Last week the GBPUSD was the star fx trade of the week, moving up about 10% in 3 days. The beauty of this move was that it was – and remains as of this writing – as obvious a temporary short squeeze move up that could not sustain itself for long.
Why, as I wrote in my instablogs on Seeking Alpha, the pair moved up on the basis of a non-event. Bank of England officials simply noted that they would have to end stimulus and raise rates at some point in the future – no time limit given. This is just a restatement of the obvious. Yet it worked, for a short time.
Why? This kind of jawboning can work when the currency in question is extremely oversold, because the latecomers or other nervous sorts (or traders anticipating them) get scared and unwind their short position by buying back the currency. Once the ignorant and nervous are gone, the longer term trend resumes as everyone calms down and realizes that the move was much ado about nothing.
It also worked a few weeks ago when Fed officials did the same thing, just restating the obvious point that eventually they'd raise rates. The USD is (and remains) so oversold that any minor news like this can shake out some shorts.
Then too, however, everyone soon realized that any real support (i.e. cutting back stimulus, raising rates) was not on the way because the underlying economy is too weak to absorb such a move without getting worse. The dollar soon resumed its swoon as there was no reason to hold it.
What made this retracement of a nonsense rally even easier to call was that the GBPUSD pair quickly hit two important resistance points, as one can see on the below chart. First, it hit its upper Bollinger band, and has behaved fairly predictably whenever it has done so in the recent past. Note in the daily GBPUSD chart below, how quickly and steeply it tends to retreat when this upper band is hit.

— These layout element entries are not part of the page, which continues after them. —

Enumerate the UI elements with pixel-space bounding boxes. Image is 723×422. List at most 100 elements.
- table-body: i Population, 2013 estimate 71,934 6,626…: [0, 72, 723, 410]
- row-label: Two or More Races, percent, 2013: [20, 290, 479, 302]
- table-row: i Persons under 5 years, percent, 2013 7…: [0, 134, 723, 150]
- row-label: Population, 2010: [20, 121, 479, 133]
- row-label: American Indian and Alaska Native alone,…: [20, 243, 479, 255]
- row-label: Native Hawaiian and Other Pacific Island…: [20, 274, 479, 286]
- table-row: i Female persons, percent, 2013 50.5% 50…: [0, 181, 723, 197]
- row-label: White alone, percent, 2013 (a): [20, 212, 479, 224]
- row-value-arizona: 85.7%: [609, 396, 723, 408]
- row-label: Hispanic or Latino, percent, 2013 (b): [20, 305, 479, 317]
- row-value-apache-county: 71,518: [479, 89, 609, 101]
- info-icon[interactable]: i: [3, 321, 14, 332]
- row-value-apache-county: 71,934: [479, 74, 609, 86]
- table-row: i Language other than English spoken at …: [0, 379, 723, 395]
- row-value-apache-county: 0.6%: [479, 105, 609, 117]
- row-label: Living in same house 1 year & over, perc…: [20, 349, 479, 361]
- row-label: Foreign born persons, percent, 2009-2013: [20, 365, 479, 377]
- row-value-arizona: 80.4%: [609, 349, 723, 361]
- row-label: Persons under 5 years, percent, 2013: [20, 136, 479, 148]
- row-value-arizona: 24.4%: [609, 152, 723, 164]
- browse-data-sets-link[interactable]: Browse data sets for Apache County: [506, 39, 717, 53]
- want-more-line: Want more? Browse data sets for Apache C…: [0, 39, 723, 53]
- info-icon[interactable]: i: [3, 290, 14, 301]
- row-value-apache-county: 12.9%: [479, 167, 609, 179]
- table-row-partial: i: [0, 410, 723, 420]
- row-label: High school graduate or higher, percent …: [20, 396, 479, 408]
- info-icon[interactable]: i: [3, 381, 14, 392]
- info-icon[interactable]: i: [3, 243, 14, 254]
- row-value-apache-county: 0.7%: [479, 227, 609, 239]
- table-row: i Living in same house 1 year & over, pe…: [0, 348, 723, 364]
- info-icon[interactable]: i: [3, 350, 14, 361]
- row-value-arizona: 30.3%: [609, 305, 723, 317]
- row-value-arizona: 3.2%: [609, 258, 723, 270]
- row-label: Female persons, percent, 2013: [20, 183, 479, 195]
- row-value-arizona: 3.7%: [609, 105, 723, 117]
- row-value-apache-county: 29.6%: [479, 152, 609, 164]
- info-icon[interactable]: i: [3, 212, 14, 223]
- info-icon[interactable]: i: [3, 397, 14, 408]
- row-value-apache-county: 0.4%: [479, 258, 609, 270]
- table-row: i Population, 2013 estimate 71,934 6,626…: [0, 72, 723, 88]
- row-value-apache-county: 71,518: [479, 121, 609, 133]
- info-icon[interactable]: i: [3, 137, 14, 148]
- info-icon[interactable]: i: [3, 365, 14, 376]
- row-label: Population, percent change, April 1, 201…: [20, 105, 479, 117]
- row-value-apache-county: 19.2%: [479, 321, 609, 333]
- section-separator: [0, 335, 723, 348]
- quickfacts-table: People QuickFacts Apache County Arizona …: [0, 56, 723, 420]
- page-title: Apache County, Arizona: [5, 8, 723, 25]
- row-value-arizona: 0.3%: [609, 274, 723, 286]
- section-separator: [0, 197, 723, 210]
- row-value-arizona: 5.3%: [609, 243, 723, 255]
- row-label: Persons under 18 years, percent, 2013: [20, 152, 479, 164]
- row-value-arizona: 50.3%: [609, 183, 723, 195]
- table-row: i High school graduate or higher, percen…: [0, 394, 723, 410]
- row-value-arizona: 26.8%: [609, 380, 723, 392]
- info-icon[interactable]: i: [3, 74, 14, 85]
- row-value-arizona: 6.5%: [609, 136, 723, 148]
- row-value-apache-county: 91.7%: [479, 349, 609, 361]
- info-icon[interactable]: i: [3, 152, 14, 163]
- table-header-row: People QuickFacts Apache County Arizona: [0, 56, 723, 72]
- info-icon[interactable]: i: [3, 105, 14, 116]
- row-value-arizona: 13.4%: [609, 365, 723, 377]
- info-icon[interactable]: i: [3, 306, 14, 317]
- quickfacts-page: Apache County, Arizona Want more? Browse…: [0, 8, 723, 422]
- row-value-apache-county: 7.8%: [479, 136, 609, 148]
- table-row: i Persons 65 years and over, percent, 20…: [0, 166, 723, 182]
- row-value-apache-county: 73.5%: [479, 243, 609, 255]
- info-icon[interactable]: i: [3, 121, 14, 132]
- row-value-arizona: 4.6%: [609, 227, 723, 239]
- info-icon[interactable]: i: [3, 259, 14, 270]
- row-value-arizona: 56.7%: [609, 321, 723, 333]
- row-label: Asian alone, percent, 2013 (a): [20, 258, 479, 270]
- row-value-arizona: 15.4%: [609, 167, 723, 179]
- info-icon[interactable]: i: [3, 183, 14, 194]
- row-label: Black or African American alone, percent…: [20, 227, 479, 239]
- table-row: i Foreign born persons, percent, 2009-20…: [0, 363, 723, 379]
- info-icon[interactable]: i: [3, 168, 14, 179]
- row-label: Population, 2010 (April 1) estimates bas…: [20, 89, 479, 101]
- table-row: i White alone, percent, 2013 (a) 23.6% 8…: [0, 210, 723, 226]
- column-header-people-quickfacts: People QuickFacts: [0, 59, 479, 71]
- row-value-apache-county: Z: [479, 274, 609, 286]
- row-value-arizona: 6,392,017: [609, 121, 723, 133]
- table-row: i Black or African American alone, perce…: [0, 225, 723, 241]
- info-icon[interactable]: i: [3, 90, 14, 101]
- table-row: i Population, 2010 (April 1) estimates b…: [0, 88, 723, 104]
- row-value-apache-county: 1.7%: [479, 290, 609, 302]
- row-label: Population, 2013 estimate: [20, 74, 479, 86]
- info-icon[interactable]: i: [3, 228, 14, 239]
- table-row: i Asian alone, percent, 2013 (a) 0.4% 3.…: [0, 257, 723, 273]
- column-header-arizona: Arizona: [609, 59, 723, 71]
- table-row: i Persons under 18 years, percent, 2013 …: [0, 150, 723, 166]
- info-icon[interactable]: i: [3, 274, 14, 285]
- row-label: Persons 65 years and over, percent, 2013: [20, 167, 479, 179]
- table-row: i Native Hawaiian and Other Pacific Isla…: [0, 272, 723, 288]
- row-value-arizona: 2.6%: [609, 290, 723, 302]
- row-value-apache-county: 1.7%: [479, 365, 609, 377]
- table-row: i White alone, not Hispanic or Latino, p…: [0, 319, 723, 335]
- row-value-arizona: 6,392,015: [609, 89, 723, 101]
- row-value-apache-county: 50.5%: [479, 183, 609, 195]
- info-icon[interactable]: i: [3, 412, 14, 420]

Daily Chart GBPUSD as of Oct 23, 2009.
Note also how that upper band converged neatly near the 1.6700 price level, a strong resistance point in the past.
If these technical indicators weren't enough, there was the fairly predictably disappointing UK GDP reading today, and was more than enough catalyst to get the baseless recent rise of the pair in full retreat.
Looking at the chart, the pair is now sitting at near term support around 1.6390.
Any break below that level should present another safe entry point to short the pair. If stocks pull in, that would just make the trade that much more obvious, since the USD the pair tends to drop with stocks. As the chart shows, there's plenty of retracement left.
Disclosure: No positions held by the author in the GBPUSD.